Automation - The Car Company Tycoon Game Key Review
1. The “Tycoon” Part is Underbaked
The campaign has you manage factories, marketing, and global regions – but it’s shallow. Competitors don’t really act intelligently. Once you figure out the optimal price/quality ratio, you print money. No logistics, no supply chain, no used car market.
2. UI is Overwhelming & Dated
Menus within menus within tables. The font is tiny, tooltips are inconsistent, and building a car feels like doing taxes. There’s a learning cliff, not a curve.
3. Limited Visual Customization
Unlike Automobilista 2 or Forza, you can’t design liveries, badges, or interiors. Every car looks like a generic 3D model with swappable lights/grilles.
4. Performance & Stability
The engine sim can lag on older PCs when previewing complex designs. Occasional crashes in the campaign (save often).
5. No Real Driving Inside Automation
You must own BeamNG.drive to test-drive your cars. Without it, you just stare at stats and a static render. automation - the car company tycoon game key
Absolutely—if you fit a specific profile. This is not Forza Horizon. This is SimCity for people who can explain the difference between MacPherson struts and double wishbones.

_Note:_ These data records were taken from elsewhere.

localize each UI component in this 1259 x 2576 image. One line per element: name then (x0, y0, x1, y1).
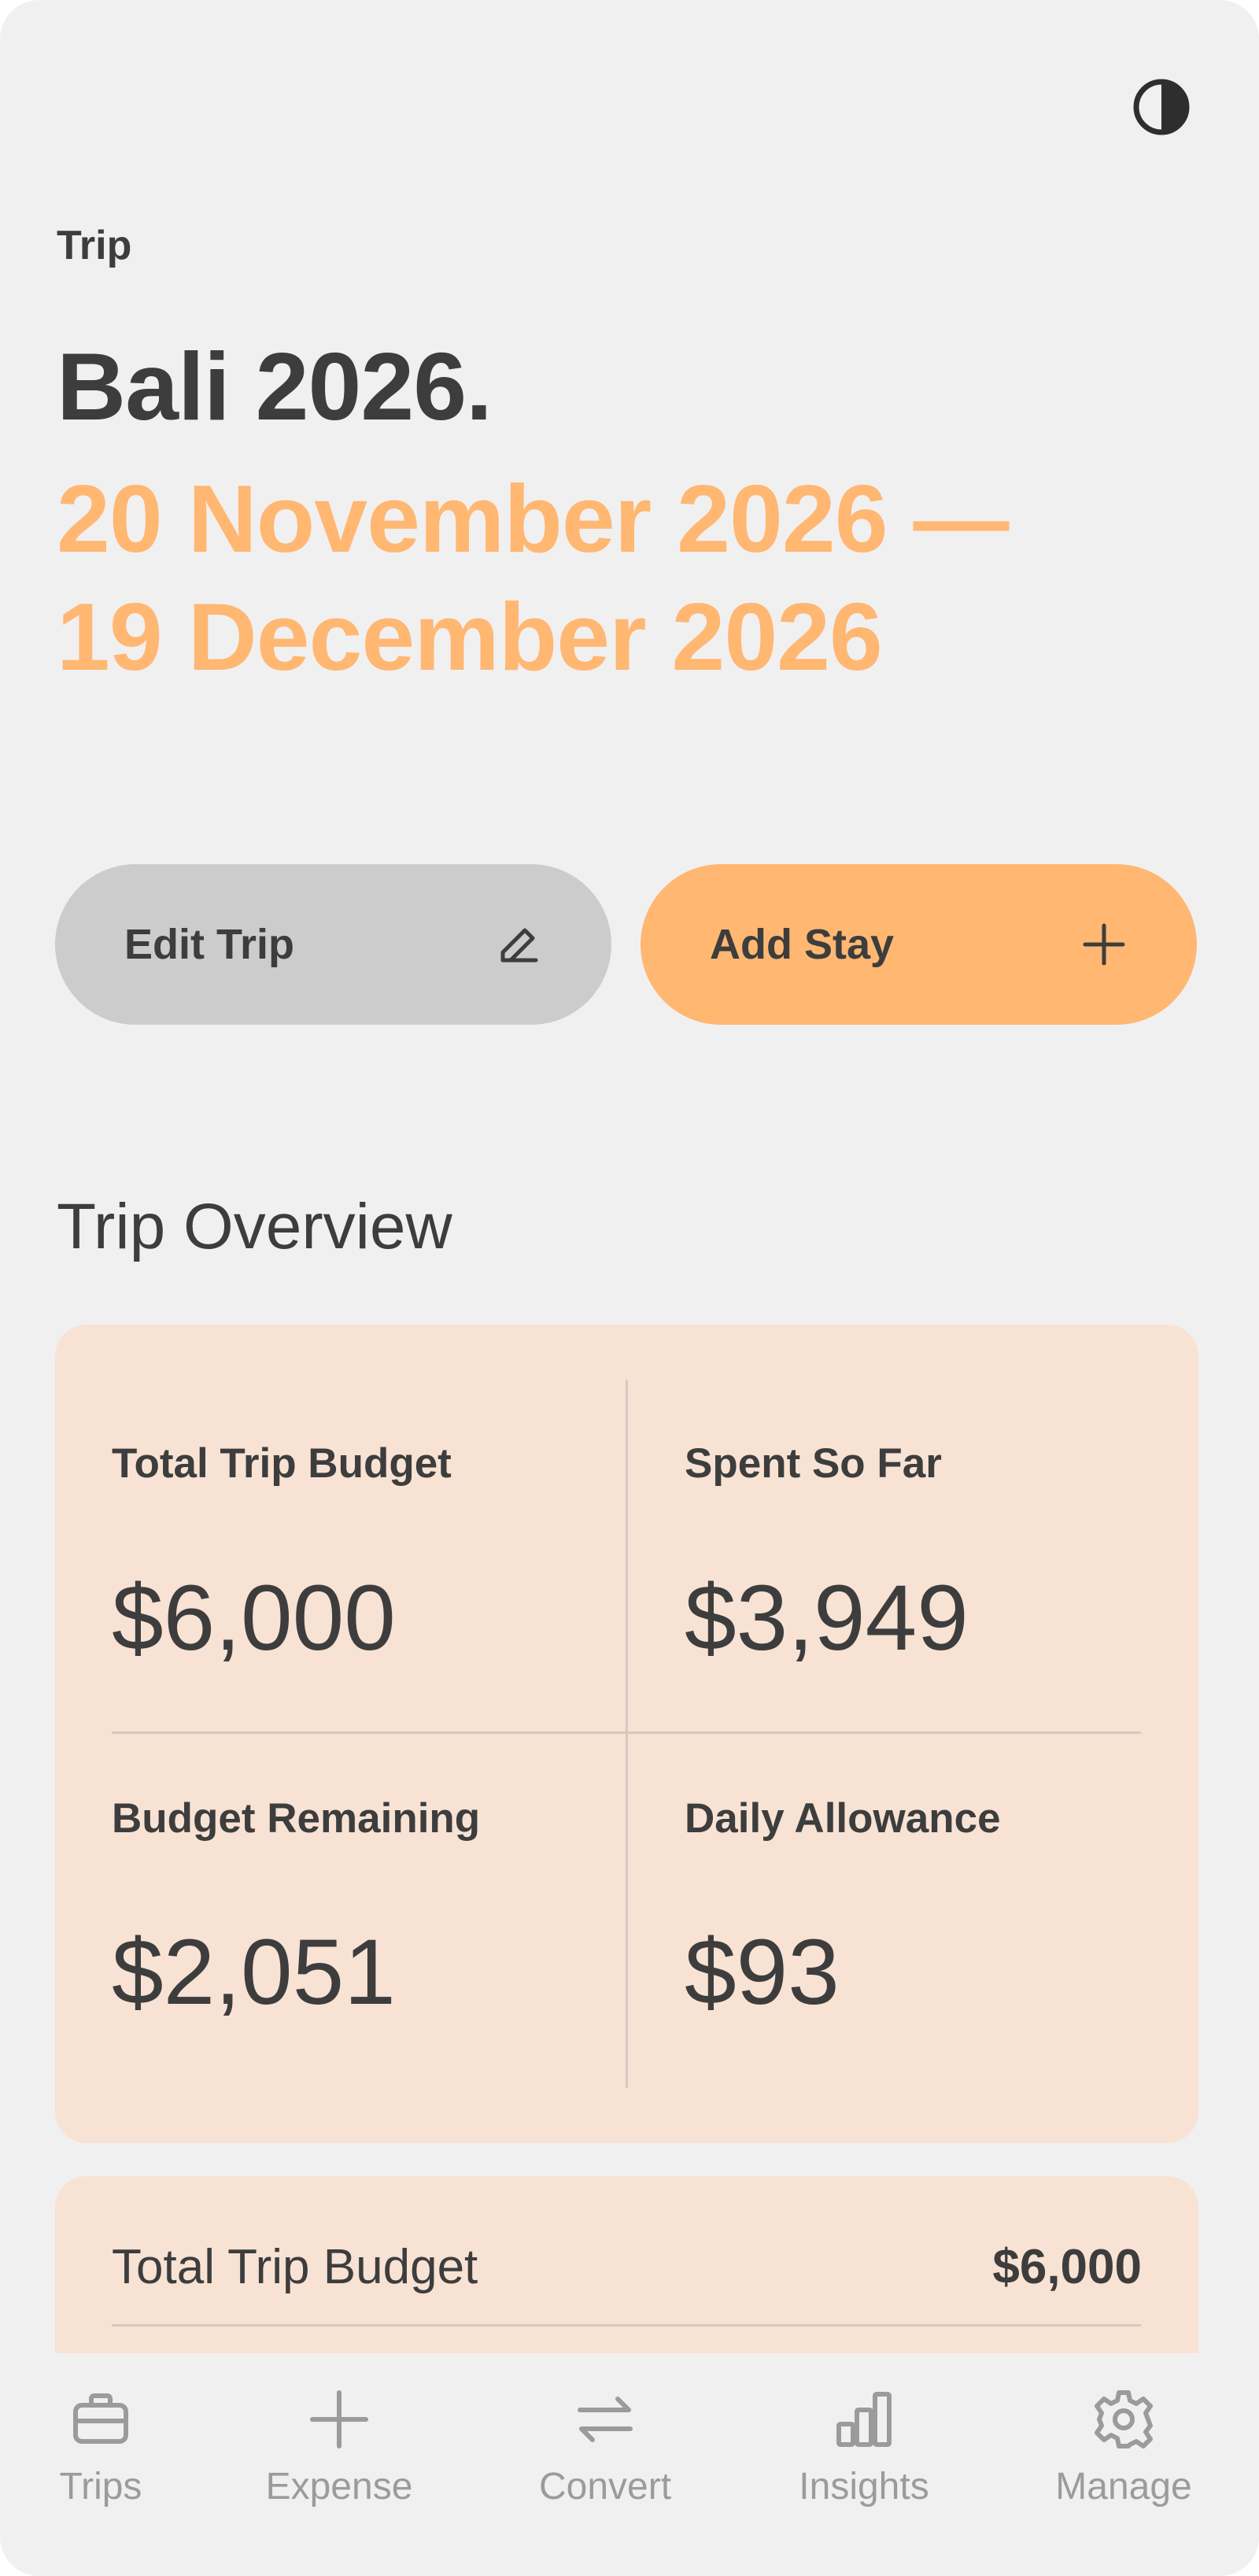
row-label-total-budget: Total Trip Budget (112, 2240, 478, 2294)
half-circle-contrast-icon (1133, 79, 1190, 135)
gear-icon (1095, 2390, 1153, 2448)
vertical-divider (626, 1380, 628, 2088)
edit-trip-button[interactable]: Edit Trip (55, 864, 611, 1025)
stat-label-daily-allowance: Daily Allowance (685, 1795, 1001, 1842)
nav-item-convert[interactable]: Convert (503, 2386, 707, 2528)
overview-card: Total Trip Budget $6,000 Spent So Far $3… (55, 1325, 1198, 2143)
stat-value-spent: $3,949 (685, 1566, 969, 1670)
nav-item-insights[interactable]: Insights (762, 2386, 966, 2528)
add-stay-button[interactable]: Add Stay (641, 864, 1197, 1025)
swap-arrows-icon (578, 2397, 633, 2442)
stat-label-remaining: Budget Remaining (112, 1795, 481, 1842)
trip-name: Bali 2026. (57, 333, 493, 440)
add-stay-label: Add Stay (710, 921, 895, 968)
row-value-total-budget: $6,000 (992, 2240, 1142, 2294)
bottom-nav: Trips Expense Convert Insights Manage (0, 2353, 1259, 2576)
trip-date-start: 20 November 2026 — (57, 465, 1009, 572)
nav-item-expense[interactable]: Expense (237, 2386, 441, 2528)
nav-label-expense: Expense (265, 2466, 413, 2508)
pencil-icon (500, 928, 538, 963)
stat-value-daily-allowance: $93 (685, 1920, 840, 2024)
stat-value-remaining: $2,051 (112, 1920, 396, 2024)
stat-label-total-budget: Total Trip Budget (112, 1440, 452, 1487)
trip-date-end: 19 December 2026 (57, 583, 883, 690)
row-divider (112, 2324, 1141, 2327)
briefcase-icon (73, 2393, 128, 2444)
stat-value-total-budget: $6,000 (112, 1566, 396, 1670)
theme-toggle-button[interactable] (1132, 77, 1191, 137)
nav-label-insights: Insights (799, 2466, 929, 2508)
edit-trip-label: Edit Trip (124, 921, 294, 968)
trip-dates: 20 November 2026 — 19 December 2026 (57, 460, 1221, 696)
trip-detail-screen: Trip Bali 2026. 20 November 2026 — 19 De… (0, 0, 1259, 2576)
nav-label-trips: Trips (59, 2466, 142, 2508)
bar-chart-icon (836, 2392, 892, 2447)
overview-title: Trip Overview (57, 1191, 452, 1262)
plus-icon (1083, 923, 1125, 966)
nav-item-manage[interactable]: Manage (1021, 2386, 1226, 2528)
nav-label-manage: Manage (1055, 2466, 1192, 2508)
horizontal-divider (112, 1732, 1141, 1734)
nav-item-trips[interactable]: Trips (0, 2386, 203, 2528)
nav-label-convert: Convert (538, 2466, 672, 2508)
plus-icon (310, 2390, 368, 2448)
stat-label-spent: Spent So Far (685, 1440, 942, 1487)
section-label: Trip (57, 223, 132, 268)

Buy the Automation key if:
Avoid the key if:
In the deep, granular detail of the Automation design studio, the "key" is the culmination of thousands of decisions. When you slot that key into the dashboard of your latest creation during a test drive, you aren't just starting a motor. You are testing your integrity as an engineer. Absolutely—if you fit a specific profile
Did you skimp on the muffler to save $50 per unit? The key will turn, and the engine will scream, exposing your frugality. Did you gear the transmission for fuel economy at the cost of acceleration? The key will turn, and the car will hesitate, revealing your lack of foresight. The key is the judge, jury, and executioner of your design philosophy. It grants you access to the simulation’s verdict: have you built a masterpiece, or have you built a lemon?
Before we discuss the key, we must understand the door it opens. Automation is not a racing game. You do not drive the cars. Instead, you are the CEO, Lead Engineer, and Stylist of a nascent automobile empire starting in the post-war era (1946) and progressing into the near future.

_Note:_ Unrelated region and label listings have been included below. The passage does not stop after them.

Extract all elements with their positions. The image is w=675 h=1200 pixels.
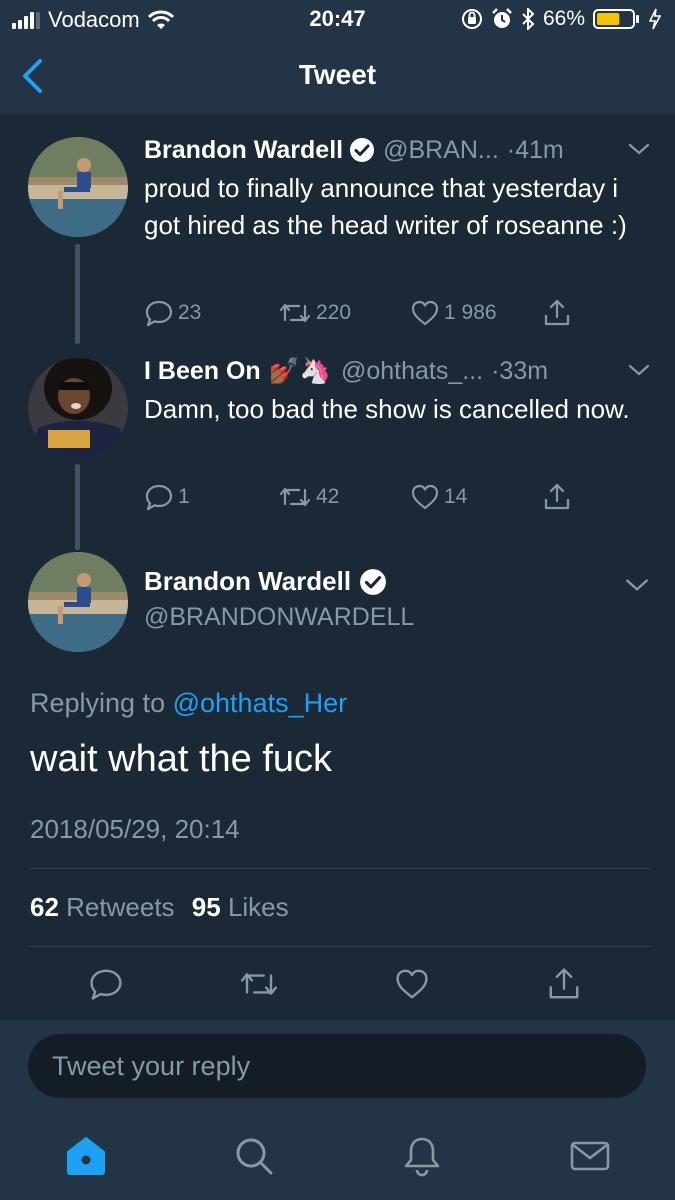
divider bbox=[30, 868, 650, 869]
author-handle[interactable]: @ohthats_... bbox=[341, 357, 483, 386]
chevron-down-icon[interactable] bbox=[627, 139, 651, 159]
likes-stat[interactable]: 95 Likes bbox=[192, 892, 289, 922]
like-button[interactable]: 14 bbox=[410, 482, 467, 512]
chevron-down-icon[interactable] bbox=[627, 360, 651, 380]
reply-button[interactable]: 1 bbox=[144, 482, 190, 512]
retweet-button[interactable] bbox=[238, 966, 280, 1002]
share-icon bbox=[544, 483, 570, 510]
retweet-button[interactable]: 220 bbox=[278, 298, 351, 328]
divider bbox=[30, 946, 650, 947]
heart-icon bbox=[411, 484, 439, 510]
tweet-actions: 23 220 1 986 bbox=[144, 298, 584, 332]
main-tweet-actions bbox=[0, 966, 675, 1010]
verified-badge-icon bbox=[360, 568, 386, 595]
retweet-button[interactable]: 42 bbox=[278, 482, 339, 512]
tweet-text: wait what the fuck bbox=[30, 738, 333, 780]
author-handle[interactable]: @BRAN... bbox=[383, 136, 499, 165]
retweets-stat[interactable]: 62 Retweets bbox=[30, 892, 175, 922]
author-name-row[interactable]: Brandon Wardell bbox=[144, 566, 387, 597]
battery-percentage: 66% bbox=[542, 7, 585, 30]
tweet-timestamp: 2018/05/29, 20:14 bbox=[30, 814, 240, 844]
notifications-icon bbox=[404, 1137, 440, 1177]
home-icon bbox=[67, 1137, 105, 1175]
tweet-time: 41m bbox=[515, 135, 564, 164]
share-icon bbox=[549, 968, 579, 999]
author-name[interactable]: I Been On bbox=[144, 357, 261, 386]
reply-bar bbox=[0, 1020, 675, 1112]
avatar[interactable] bbox=[28, 552, 128, 652]
share-icon bbox=[544, 299, 570, 326]
reply-icon bbox=[90, 969, 122, 1000]
like-count: 14 bbox=[444, 485, 468, 508]
thread-connector bbox=[75, 244, 80, 344]
like-button[interactable]: 1 986 bbox=[410, 298, 497, 328]
thread-connector bbox=[75, 464, 80, 550]
retweet-count: 42 bbox=[316, 485, 340, 508]
mention-link[interactable]: @ohthats_Her bbox=[173, 688, 348, 718]
heart-icon bbox=[411, 300, 439, 326]
verified-badge-icon bbox=[350, 138, 375, 162]
reply-button[interactable]: 23 bbox=[144, 298, 201, 328]
retweet-icon bbox=[279, 303, 311, 323]
reply-input[interactable] bbox=[28, 1034, 646, 1098]
retweet-icon bbox=[279, 487, 311, 507]
tab-bar bbox=[0, 1112, 675, 1200]
reply-button[interactable] bbox=[88, 966, 124, 1002]
author-name[interactable]: Brandon Wardell bbox=[144, 136, 343, 165]
tab-search[interactable] bbox=[232, 1134, 276, 1178]
search-icon bbox=[236, 1138, 273, 1175]
retweet-icon bbox=[241, 973, 277, 995]
messages-icon bbox=[570, 1141, 610, 1171]
author-handle[interactable]: @BRANDONWARDELL bbox=[144, 603, 414, 632]
reply-icon bbox=[145, 484, 173, 511]
separator-dot: · bbox=[491, 356, 500, 385]
thread-tweet[interactable]: I Been On 💅🏾🦄 @ohthats_... · 33m Damn, t… bbox=[0, 354, 675, 550]
engagement-stats: 62 Retweets 95 Likes bbox=[30, 892, 289, 923]
battery-icon bbox=[593, 9, 639, 29]
avatar[interactable] bbox=[28, 137, 128, 237]
reply-icon bbox=[145, 300, 173, 327]
tweet-text: proud to finally announce that yesterday… bbox=[144, 173, 627, 240]
alarm-icon bbox=[492, 8, 512, 28]
author-name[interactable]: Brandon Wardell bbox=[144, 566, 351, 597]
heart-icon bbox=[396, 969, 428, 999]
replying-to: Replying to @ohthats_Her bbox=[30, 688, 347, 719]
chevron-down-icon[interactable] bbox=[624, 574, 650, 596]
charging-icon bbox=[649, 8, 661, 30]
like-button[interactable] bbox=[394, 966, 430, 1002]
bluetooth-icon bbox=[522, 8, 535, 30]
avatar[interactable] bbox=[28, 358, 128, 458]
retweet-count: 220 bbox=[316, 301, 352, 324]
share-button[interactable] bbox=[542, 298, 572, 328]
tab-notifications[interactable] bbox=[400, 1134, 444, 1178]
nav-bar: Tweet bbox=[0, 38, 675, 114]
tweet-text: Damn, too bad the show is cancelled now. bbox=[144, 394, 630, 424]
status-bar: Vodacom 20:47 66% bbox=[0, 0, 675, 38]
page-title: Tweet bbox=[298, 59, 377, 90]
tweet-time: 33m bbox=[499, 356, 549, 385]
replying-prefix: Replying to bbox=[30, 688, 166, 718]
rotation-lock-icon bbox=[461, 9, 482, 29]
tab-messages[interactable] bbox=[568, 1134, 612, 1178]
like-count: 1 986 bbox=[444, 301, 497, 324]
share-button[interactable] bbox=[546, 966, 582, 1002]
emoji-decoration: 💅🏾🦄 bbox=[268, 356, 331, 385]
reply-count: 23 bbox=[178, 301, 202, 324]
share-button[interactable] bbox=[542, 482, 572, 512]
tweet-actions: 1 42 14 bbox=[144, 482, 584, 516]
reply-count: 1 bbox=[178, 485, 190, 508]
separator-dot: · bbox=[506, 135, 516, 164]
thread-tweet[interactable]: Brandon Wardell @BRAN... · 41m proud to … bbox=[0, 114, 675, 354]
tab-home[interactable] bbox=[64, 1134, 108, 1178]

The game is famous for two distinct, addictive halves:
1. Engine & Car Design Depth (The Core)
2. Detailed Feedback & Telemetry
The game gives you dyno graphs, thermal imaging, fuel maps, and stress analysis. You’ll learn why your turbo V6 has 1,200 hp but melts piston #3 after 30 seconds.
3. Freeform Sandbox Mode
You can ignore the campaign entirely and just build impossible hypercars or silly kei cars. The part variety (from 1950s pushrods to modern twin-scroll turbos) supports almost any era or concept.
4. Active Modding Community
Workshop support adds real brands, more body styles, and UI improvements. The game is aging well thanks to modders.